Minority rights are stated in the amount of the share of ownership
upon the reasonable value of the net assets faithful. On the merger by
purchase, in which the basic used the recording of assets (accountability),
then the recording against net worth submitted by each company earlier
are not the same as that reported by the previous company (generally
above book value). When in the incorporation of the new company's
capital stock is assessed and issued on the basis of the highest level of
profit that could be dikapitalisasikan, then the value of the capital stock is
greater than the entire market value of intangible assets. This will drive for
it must be admitted the existence of "assets not berw shape" (goodwill)
is in the process of merging the business entity. Because in a merger by
purchase "market value" is used as the basis for recording, then as a
consequence of such market value must also be used as a basis in
determining the magnitude of costs against income at a later date,
particularly for fixed assets (such as depreciation expenses).

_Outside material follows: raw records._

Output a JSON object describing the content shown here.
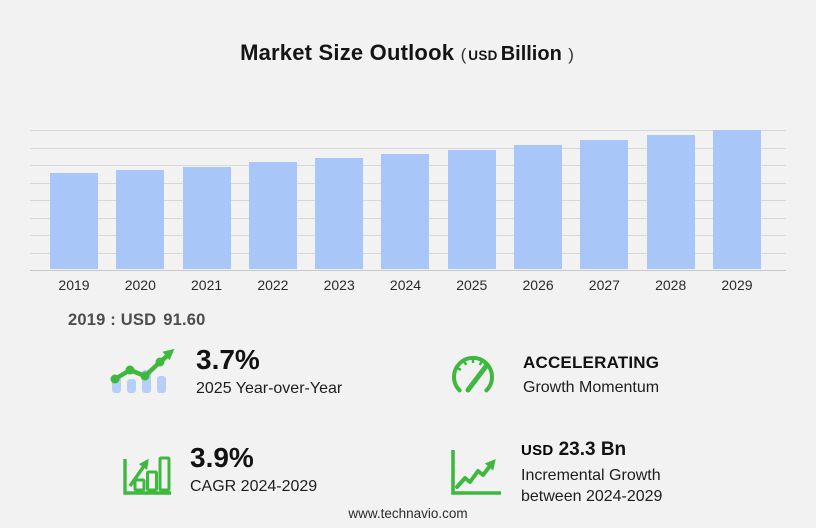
{
  "title": {
    "main": "Market Size Outlook",
    "open_paren": "(",
    "currency": "USD",
    "unit": "Billion",
    "close_paren": ")"
  },
  "chart_data": {
    "type": "bar",
    "title": "Market Size Outlook (USD Billion)",
    "categories": [
      "2019",
      "2020",
      "2021",
      "2022",
      "2023",
      "2024",
      "2025",
      "2026",
      "2027",
      "2028",
      "2029"
    ],
    "values": [
      91.6,
      94.6,
      98.1,
      102.3,
      106.1,
      110.0,
      114.1,
      118.5,
      123.2,
      128.2,
      133.3
    ],
    "ylabel": "USD Billion",
    "xlabel": "",
    "ylim": [
      0,
      134
    ],
    "grid": true,
    "legend": false,
    "bar_color": "#a9c6f9"
  },
  "annotation_2019": {
    "label": "2019 : USD",
    "value": "91.60"
  },
  "stats": {
    "yoy": {
      "icon": "bars-trend-icon",
      "value": "3.7%",
      "label": "2025 Year-over-Year"
    },
    "momentum": {
      "icon": "speedometer-icon",
      "value": "ACCELERATING",
      "label": "Growth Momentum"
    },
    "cagr": {
      "icon": "growth-bars-icon",
      "value": "3.9%",
      "label": "CAGR 2024-2029"
    },
    "incremental": {
      "icon": "trend-axis-icon",
      "currency": "USD",
      "value": "23.3 Bn",
      "label_line1": "Incremental Growth",
      "label_line2": "between 2024-2029"
    }
  },
  "footer": {
    "website": "www.technavio.com"
  },
  "colors": {
    "background": "#f2f2f3",
    "bar": "#a9c6f9",
    "icon_bar_blue": "#b7cff7",
    "green": "#3eb83e",
    "gridline": "#d7d7da",
    "title_text": "#151515",
    "annotation_text": "#4d4d4d"
  }
}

In case of a merger by purchase there are intangible assets


(goodwill) recognized will not be amortized, but on an annual basis will be
tested to decrease as stated in IAS 36.

F. The Procedure Of Recording The Purchase Method

1. If the investment cost of the acquired company (cost) > value


reasonable (fair value) net assets (assets liabilities) that are submitted by
the party diakuisis = the difference allocated as goodwill or causing a rise
in the value of certain assets reasonably proportionately.

2. If the cost of the investment (cost) reasonable value < (fair value) net
assets (assets liabilities) that are submitted by the party that acquired =
difference in fair value of reducing allocated assets in certain
propporsional, or negative goodwill (allocated as should be stated
immediately in the income statement (IFRS 3).
G. CONCLUSION

The incorporation of a business entity is a merger or combination of


two or more companies into a single business unit, with the aim to
continue the effort. Thus, the merger of the business entity occurs if two
or more separate businesses together into one entity accounting. When
viewed from the compounded form, then the merger business entities can
be either a horizontal, a vertical merger a merger, and the conglomerate
merger. While when seen in terms of the law, then the merger business
entity could be a merger, consolidation, and affiliates. While according to
PSAK Number 10, the type of merger of two business entities, namely the
and the uniting of interest.
BIBLIOGRAPHY

Richard E. Baker, Valdean C. Lembke,Thomas E. King, Cynthia G. Jeffrey,


Amir Abadi Jusuf, Sylvia Veronica NPS, Etty Retno Wulandari, dan Dwi
Martani. 2009. Advance Financial Accounting. Jakarta: Selemba Empat.
Deni Syachrudin. 2013. AKL2 Materi 1 Penggabungan Badan Usaha.